Setting up networking for development for AWS Glue - AWS Glue

Setting up networking for development for AWS Glue

To run your extract, transform, and load (ETL) scripts with AWS Glue, you can develop and test your scripts using a development endpoint. Development endpoints are not supported for use with AWS Glue version 2.0 jobs. For versions 2.0 and later, the preferred development method is using Jupyter Notebook with one of the AWS Glue kernels. For more information, see Getting started with AWS Glue interactive sessions.

Setting up your network for a development endpoint

When you set up a development endpoint, you specify a virtual private cloud (VPC), subnet, and security groups.

Note

Make sure you set up your DNS environment for AWS Glue. For more information, see Setting up DNS in your VPC.

To enable AWS Glue to access required resources, add a row in your subnet route table to associate a prefix list for Amazon S3 to the VPC endpoint. A prefix list ID is required for creating an outbound security group rule that allows traffic from a VPC to access an AWS service through a VPC endpoint. To ease connecting to a notebook server that is associated with this development endpoint, from your local machine, add a row to the route table to add an internet gateway ID. For more information, see VPC Endpoints. Update the subnet routes table to be similar to the following table:

Destination Target

10.0.0.0/16

local

pl-id for Amazon S3

vpce-id

0.0.0.0/0

igw-xxxx

To enable AWS Glue to communicate between its components, specify a security group with a self-referencing inbound rule for all TCP ports. By creating a self-referencing rule, you can restrict the source to the same security group in the VPC, and it's not open to all networks. The default security group for your VPC might already have a self-referencing inbound rule for ALL Traffic.

To set up a security group
  1. Sign in to the AWS Management Console and open the Amazon EC2 console at https://console.aws.amazon.com/ec2/.

  2. In the left navigation pane, choose Security Groups.

  3. Either choose an existing security group from the list, or Create Security Group to use with the development endpoint.

  4. In the security group pane, navigate to the Inbound tab.

  5. Add a self-referencing rule to allow AWS Glue components to communicate. Specifically, add or confirm that there is a rule of Type All TCP, Protocol is TCP, Port Range includes all ports, and whose Source is the same security group name as the Group ID.

    The inbound rule looks similar to this:

    Type Protocol Port range Source

    All TCP

    TCP

    0–65535

    security-group

    The following shows an example of a self-referencing inbound rule:

    
                        Image showing an example of a self-referencing inbound
                            rule.
  6. Add a rule to for outbound traffic also. Either open outbound traffic to all ports, or create a self-referencing rule of Type All TCP, Protocol is TCP, Port Range includes all ports, and whose Source is the same security group name as the Group ID.
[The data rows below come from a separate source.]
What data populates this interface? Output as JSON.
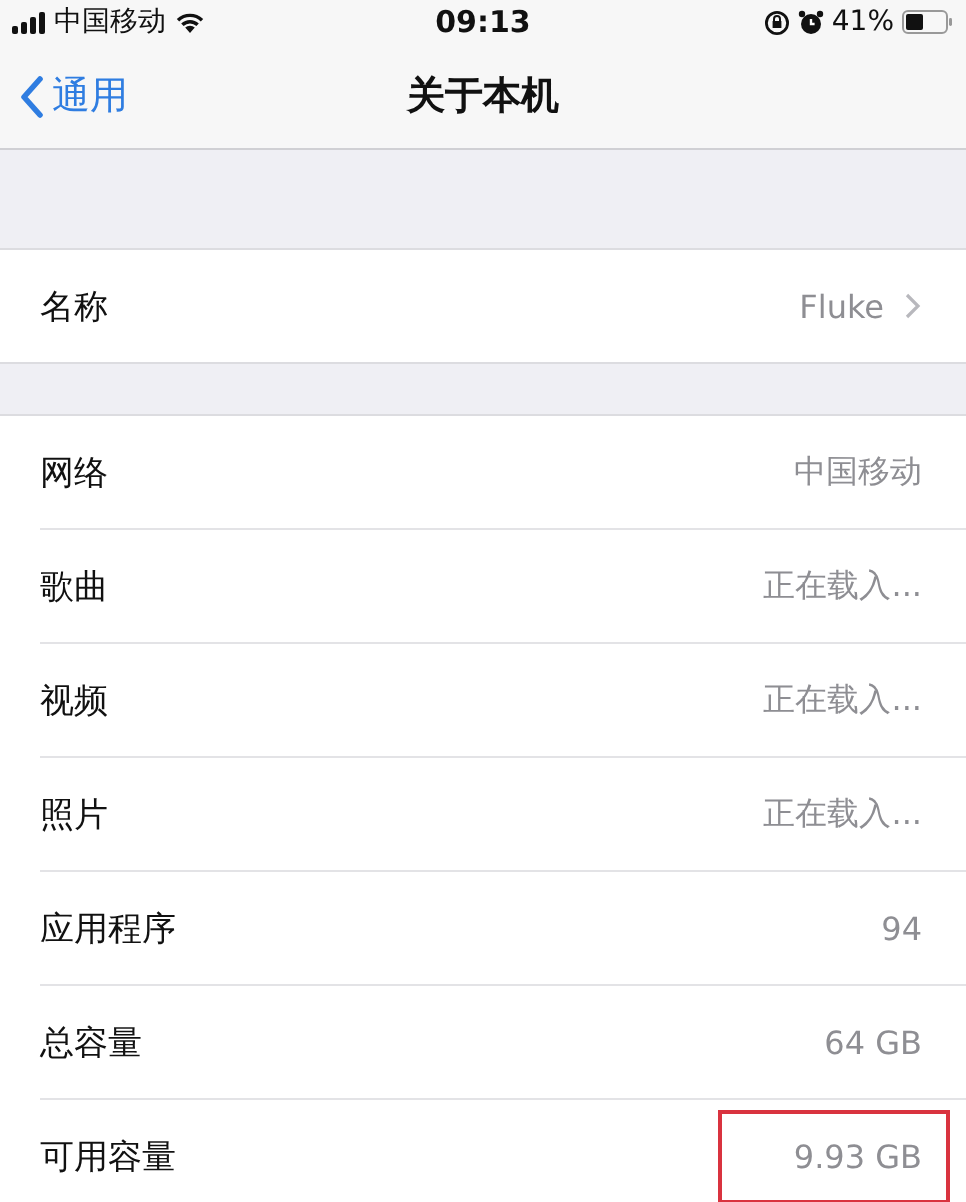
{
  "status_bar": {
    "carrier": "中国移动",
    "time": "09:13",
    "battery": "41%"
  },
  "nav": {
    "back": "通用",
    "title": "关于本机"
  },
  "sections": [
    {
      "rows": [
        {
          "label": "名称",
          "value": "Fluke",
          "chevron": true,
          "highlighted": false
        }
      ]
    },
    {
      "rows": [
        {
          "label": "网络",
          "value": "中国移动",
          "chevron": false,
          "highlighted": false
        },
        {
          "label": "歌曲",
          "value": "正在载入...",
          "chevron": false,
          "highlighted": false
        },
        {
          "label": "视频",
          "value": "正在载入...",
          "chevron": false,
          "highlighted": false
        },
        {
          "label": "照片",
          "value": "正在载入...",
          "chevron": false,
          "highlighted": false
        },
        {
          "label": "应用程序",
          "value": "94",
          "chevron": false,
          "highlighted": false
        },
        {
          "label": "总容量",
          "value": "64 GB",
          "chevron": false,
          "highlighted": false
        },
        {
          "label": "可用容量",
          "value": "9.93 GB",
          "chevron": false,
          "highlighted": true
        }
      ]
    }
  ]
}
    The outbound rule looks similar to one of these rules:

    Type Protocol Port range Destination

    All TCP

    TCP

    0–65535

    security-group

    All Traffic

    ALL

    ALL

    0.0.0.0/0

Setting up Amazon EC2 for a notebook server

With a development endpoint, you can create a notebook server to test your ETL scripts with Jupyter notebooks. To enable communication to your notebook, specify a security group with inbound rules for both HTTPS (port 443) and SSH (port 22). Ensure that the rule's source is either 0.0.0.0/0 or the IP address of the machine that is connecting to the notebook.
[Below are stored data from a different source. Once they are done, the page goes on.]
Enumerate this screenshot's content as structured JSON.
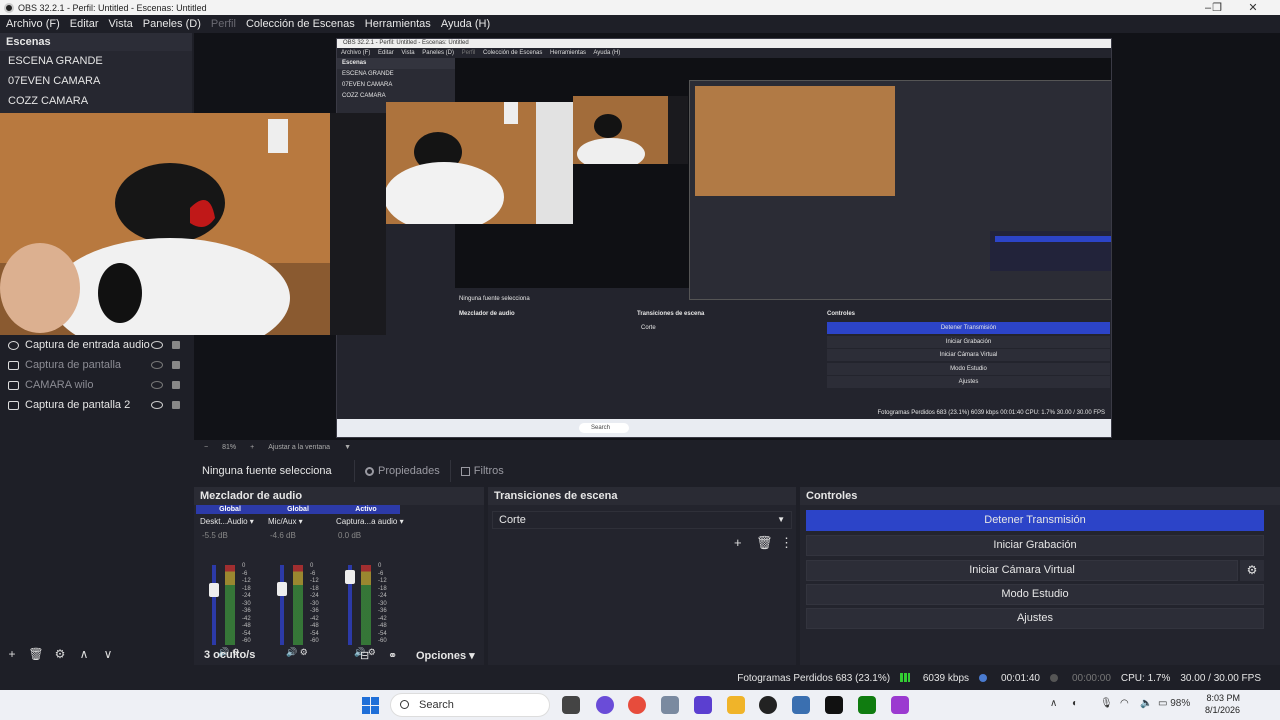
{
  "window": {
    "title": "OBS 32.2.1 - Perfil: Untitled - Escenas: Untitled",
    "controls": [
      "–",
      "❐",
      "✕"
    ]
  },
  "menu": [
    "Archivo (F)",
    "Editar",
    "Vista",
    "Paneles (D)",
    "Perfil",
    "Colección de Escenas",
    "Herramientas",
    "Ayuda (H)"
  ],
  "scenes": {
    "header": "Escenas",
    "items": [
      "ESCENA GRANDE",
      "07EVEN CAMARA",
      "COZZ CAMARA"
    ]
  },
  "sources": {
    "items": [
      {
        "label": "Captura de entrada audio",
        "icon": "audio-input-icon",
        "visible": true
      },
      {
        "label": "Captura de pantalla",
        "icon": "monitor-icon",
        "visible": false
      },
      {
        "label": "CAMARA wilo",
        "icon": "camera-icon",
        "visible": false
      },
      {
        "label": "Captura de pantalla 2",
        "icon": "monitor-icon",
        "visible": true
      }
    ],
    "toolbar": [
      "+",
      "🗑",
      "⚙",
      "∧",
      "∨"
    ]
  },
  "nested_preview": {
    "title": "OBS 32.2.1 - Perfil: Untitled - Escenas: Untitled",
    "menu": [
      "Archivo (F)",
      "Editar",
      "Vista",
      "Paneles (D)",
      "Perfil",
      "Colección de Escenas",
      "Herramientas",
      "Ayuda (H)"
    ],
    "scenes_header": "Escenas",
    "scenes": [
      "ESCENA GRANDE",
      "07EVEN CAMARA",
      "COZZ CAMARA"
    ],
    "no_source": "Ninguna fuente selecciona",
    "mixer_label": "Mezclador de audio",
    "transitions_label": "Transiciones de escena",
    "transition": "Corte",
    "controls_label": "Controles",
    "controls": [
      "Detener Transmisión",
      "Iniciar Grabación",
      "Iniciar Cámara Virtual",
      "Modo Estudio",
      "Ajustes"
    ],
    "status": "Fotogramas Perdidos 683 (23.1%)   6039 kbps   00:01:40   CPU: 1.7%   30.00 / 30.00 FPS",
    "taskbar_search": "Search"
  },
  "zoom": {
    "minus": "−",
    "level": "81%",
    "plus": "+",
    "fit": "Ajustar a la ventana",
    "arrow": "▼"
  },
  "context": {
    "no_source": "Ninguna fuente selecciona",
    "properties": "Propiedades",
    "filters": "Filtros"
  },
  "mixer": {
    "title": "Mezclador de audio",
    "channels": [
      {
        "tag": "Global",
        "name": "Deskt...Audio",
        "db": "-5.5 dB",
        "level": 0.72
      },
      {
        "tag": "Global",
        "name": "Mic/Aux",
        "db": "-4.6 dB",
        "level": 0.74
      },
      {
        "tag": "Activo",
        "name": "Captura...a audio",
        "db": "0.0 dB",
        "level": 0.92
      }
    ],
    "scale": [
      "0",
      "-6",
      "-12",
      "-18",
      "-24",
      "-30",
      "-36",
      "-42",
      "-48",
      "-54",
      "-60"
    ],
    "hidden": "3 oculto/s",
    "options": "Opciones"
  },
  "transitions": {
    "title": "Transiciones de escena",
    "selected": "Corte"
  },
  "controls": {
    "title": "Controles",
    "stop_stream": "Detener Transmisión",
    "start_recording": "Iniciar Grabación",
    "start_virtual_cam": "Iniciar Cámara Virtual",
    "studio_mode": "Modo Estudio",
    "settings": "Ajustes",
    "accent": "#2c44c8"
  },
  "status": {
    "dropped_frames": "Fotogramas Perdidos 683 (23.1%)",
    "bitrate": "6039 kbps",
    "stream_time": "00:01:40",
    "record_time": "00:00:00",
    "cpu": "CPU: 1.7%",
    "fps": "30.00 / 30.00 FPS"
  },
  "taskbar": {
    "search": "Search",
    "battery": "98%",
    "time": "8:03 PM",
    "date": "8/1/2026"
  }
}
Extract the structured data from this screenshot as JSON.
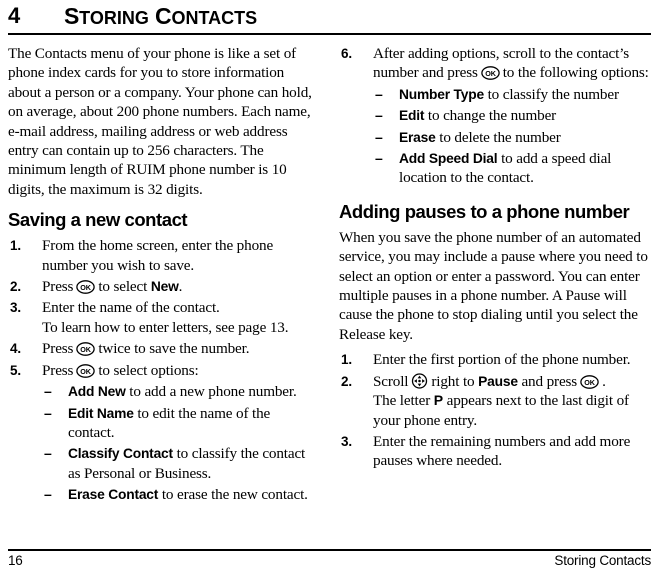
{
  "header": {
    "chapter_number": "4",
    "chapter_title_first": "S",
    "chapter_title_rest": "TORING",
    "chapter_title_first2": "C",
    "chapter_title_rest2": "ONTACTS"
  },
  "footer": {
    "page_number": "16",
    "chapter_name": "Storing Contacts"
  },
  "left_column": {
    "intro_paragraph": "The Contacts menu of your phone is like a set of phone index cards for you to store information about a person or a company. Your phone can hold, on average, about 200 phone numbers. Each name, e-mail address, mailing address or web address entry can contain up to 256 characters. The minimum length of RUIM phone number is 10 digits, the maximum is 32 digits.",
    "section_heading": "Saving a new contact",
    "steps": [
      {
        "marker": "1.",
        "text": "From the home screen, enter the phone number you wish to save."
      },
      {
        "marker": "2.",
        "pre": "Press",
        "icon": "ok-key-icon",
        "mid": "to select",
        "bold": "New",
        "post": "."
      },
      {
        "marker": "3.",
        "text": "Enter the name of the contact.",
        "sub_text": "To learn how to enter letters, see page 13."
      },
      {
        "marker": "4.",
        "pre": "Press",
        "icon": "ok-key-icon",
        "mid": "twice to save the number."
      },
      {
        "marker": "5.",
        "pre": "Press",
        "icon": "ok-key-icon",
        "mid": "to select options:"
      }
    ],
    "options": [
      {
        "marker": "–",
        "bold": "Add New",
        "text": "to add a new phone number."
      },
      {
        "marker": "–",
        "bold": "Edit Name",
        "text": "to edit the name of the contact."
      },
      {
        "marker": "–",
        "bold": "Classify Contact",
        "text": "to classify the contact as Personal or Business."
      },
      {
        "marker": "–",
        "bold": "Erase Contact",
        "text": "to erase the new contact."
      }
    ]
  },
  "right_column": {
    "step6": {
      "marker": "6.",
      "pre": "After adding options, scroll to the contact’s number and press",
      "icon": "ok-key-icon",
      "post": "to the following options:"
    },
    "step6_options": [
      {
        "marker": "–",
        "bold": "Number Type",
        "text": "to classify the number"
      },
      {
        "marker": "–",
        "bold": "Edit",
        "text": "to change the number"
      },
      {
        "marker": "–",
        "bold": "Erase",
        "text": "to delete the number"
      },
      {
        "marker": "–",
        "bold": "Add Speed Dial",
        "text": "to add a speed dial location to the contact."
      }
    ],
    "section_heading": "Adding pauses to a phone number",
    "intro_paragraph": "When you save the phone number of an automated service, you may include a pause where you need to select an option or enter a password. You can enter multiple pauses in a phone number. A Pause will cause the phone to stop dialing until you select the Release key.",
    "steps": [
      {
        "marker": "1.",
        "text": "Enter the first portion of the phone number."
      },
      {
        "marker": "2.",
        "pre": "Scroll",
        "icon": "scroll-key-icon",
        "mid": "right to",
        "bold": "Pause",
        "mid2": "and press",
        "icon2": "ok-key-icon",
        "post": ".",
        "sub_pre": "The letter",
        "sub_bold": "P",
        "sub_post": "appears next to the last digit of your phone entry."
      },
      {
        "marker": "3.",
        "text": "Enter the remaining numbers and add more pauses where needed."
      }
    ]
  },
  "colors": {
    "text": "#000000",
    "background": "#ffffff",
    "rule": "#000000"
  }
}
To set up a security group
  1. Sign in to the AWS Management Console and open the Amazon EC2 console at https://console.aws.amazon.com/ec2/.
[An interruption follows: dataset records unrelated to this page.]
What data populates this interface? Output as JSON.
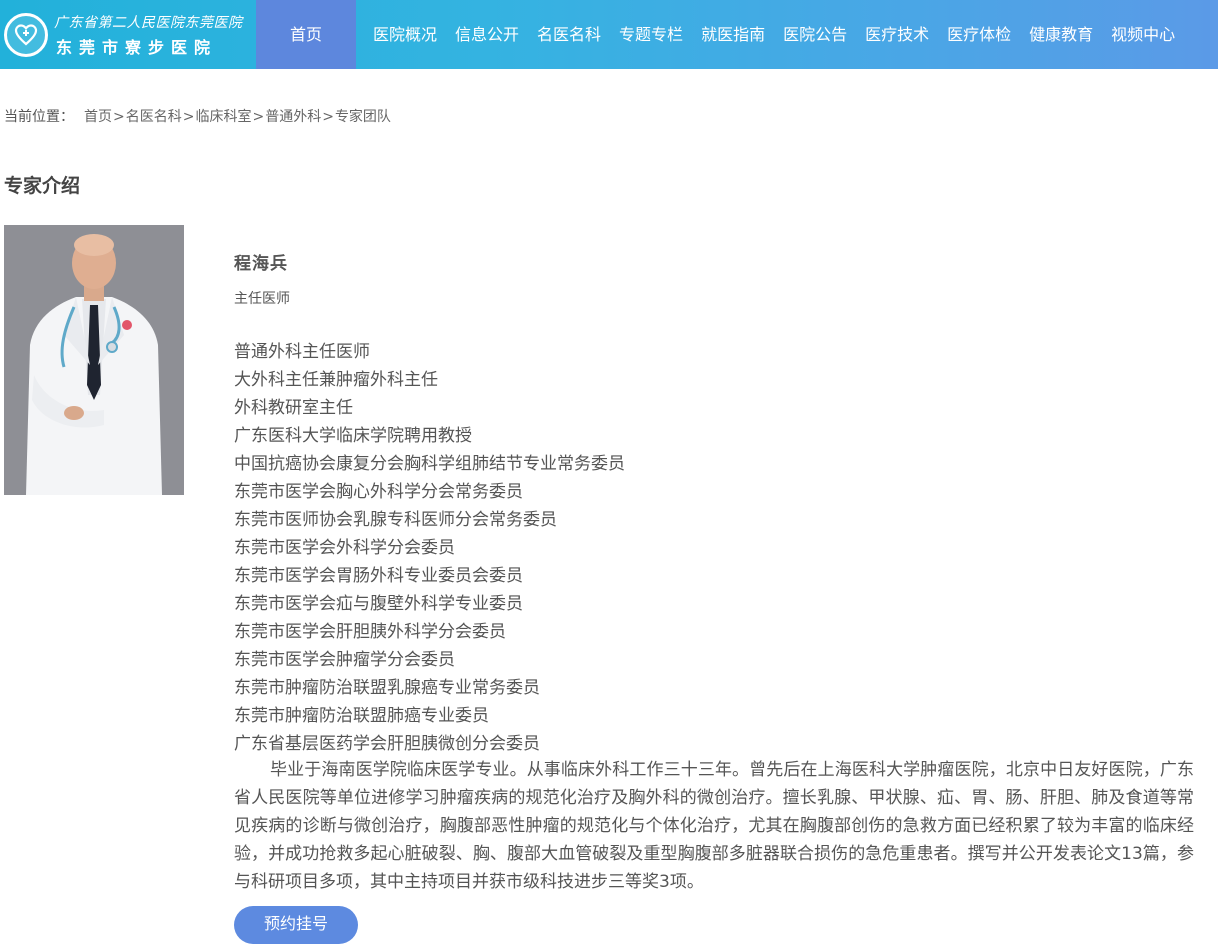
{
  "site": {
    "logo_line1": "广东省第二人民医院东莞医院",
    "logo_line2": "东莞市寮步医院"
  },
  "nav": [
    "首页",
    "医院概况",
    "信息公开",
    "名医名科",
    "专题专栏",
    "就医指南",
    "医院公告",
    "医疗技术",
    "医疗体检",
    "健康教育",
    "视频中心"
  ],
  "breadcrumb": {
    "label": "当前位置：",
    "items": [
      "首页",
      "名医名科",
      "临床科室",
      "普通外科",
      "专家团队"
    ],
    "separator": ">"
  },
  "section_title": "专家介绍",
  "doctor": {
    "name": "程海兵",
    "title": "主任医师",
    "positions": [
      "普通外科主任医师",
      "大外科主任兼肿瘤外科主任",
      "外科教研室主任",
      "广东医科大学临床学院聘用教授",
      "中国抗癌协会康复分会胸科学组肺结节专业常务委员",
      "东莞市医学会胸心外科学分会常务委员",
      "东莞市医师协会乳腺专科医师分会常务委员",
      "东莞市医学会外科学分会委员",
      "东莞市医学会胃肠外科专业委员会委员",
      "东莞市医学会疝与腹壁外科学专业委员",
      "东莞市医学会肝胆胰外科学分会委员",
      "东莞市医学会肿瘤学分会委员",
      "东莞市肿瘤防治联盟乳腺癌专业常务委员",
      "东莞市肿瘤防治联盟肺癌专业委员",
      "广东省基层医药学会肝胆胰微创分会委员"
    ],
    "bio": "毕业于海南医学院临床医学专业。从事临床外科工作三十三年。曾先后在上海医科大学肿瘤医院，北京中日友好医院，广东省人民医院等单位进修学习肿瘤疾病的规范化治疗及胸外科的微创治疗。擅长乳腺、甲状腺、疝、胃、肠、肝胆、肺及食道等常见疾病的诊断与微创治疗，胸腹部恶性肿瘤的规范化与个体化治疗，尤其在胸腹部创伤的急救方面已经积累了较为丰富的临床经验，并成功抢救多起心脏破裂、胸、腹部大血管破裂及重型胸腹部多脏器联合损伤的急危重患者。撰写并公开发表论文13篇，参与科研项目多项，其中主持项目并获市级科技进步三等奖3项。"
  },
  "appointment_button": "预约挂号",
  "colors": {
    "header_start": "#22b1da",
    "header_end": "#5b9ae7",
    "nav_active": "#5d87dd",
    "button": "#5d8ae0"
  }
}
  2. In the left navigation pane, choose Security Groups.

  3. Either choose an existing security group from the list, or Create Security Group to use with your notebook server. The security group that is associated with your development endpoint is also used to create your notebook server.

  4. In the security group pane, navigate to the Inbound tab.

  5. Add inbound rules similar to this:

    Type Protocol Port range Source

    SSH

    TCP

    22

    0.0.0.0/0

    HTTPS

    TCP

    443

    0.0.0.0/0

    The following shows an example of the inbound rules for the security group:

    
                        Image showing an example of the inbound rules for the security group.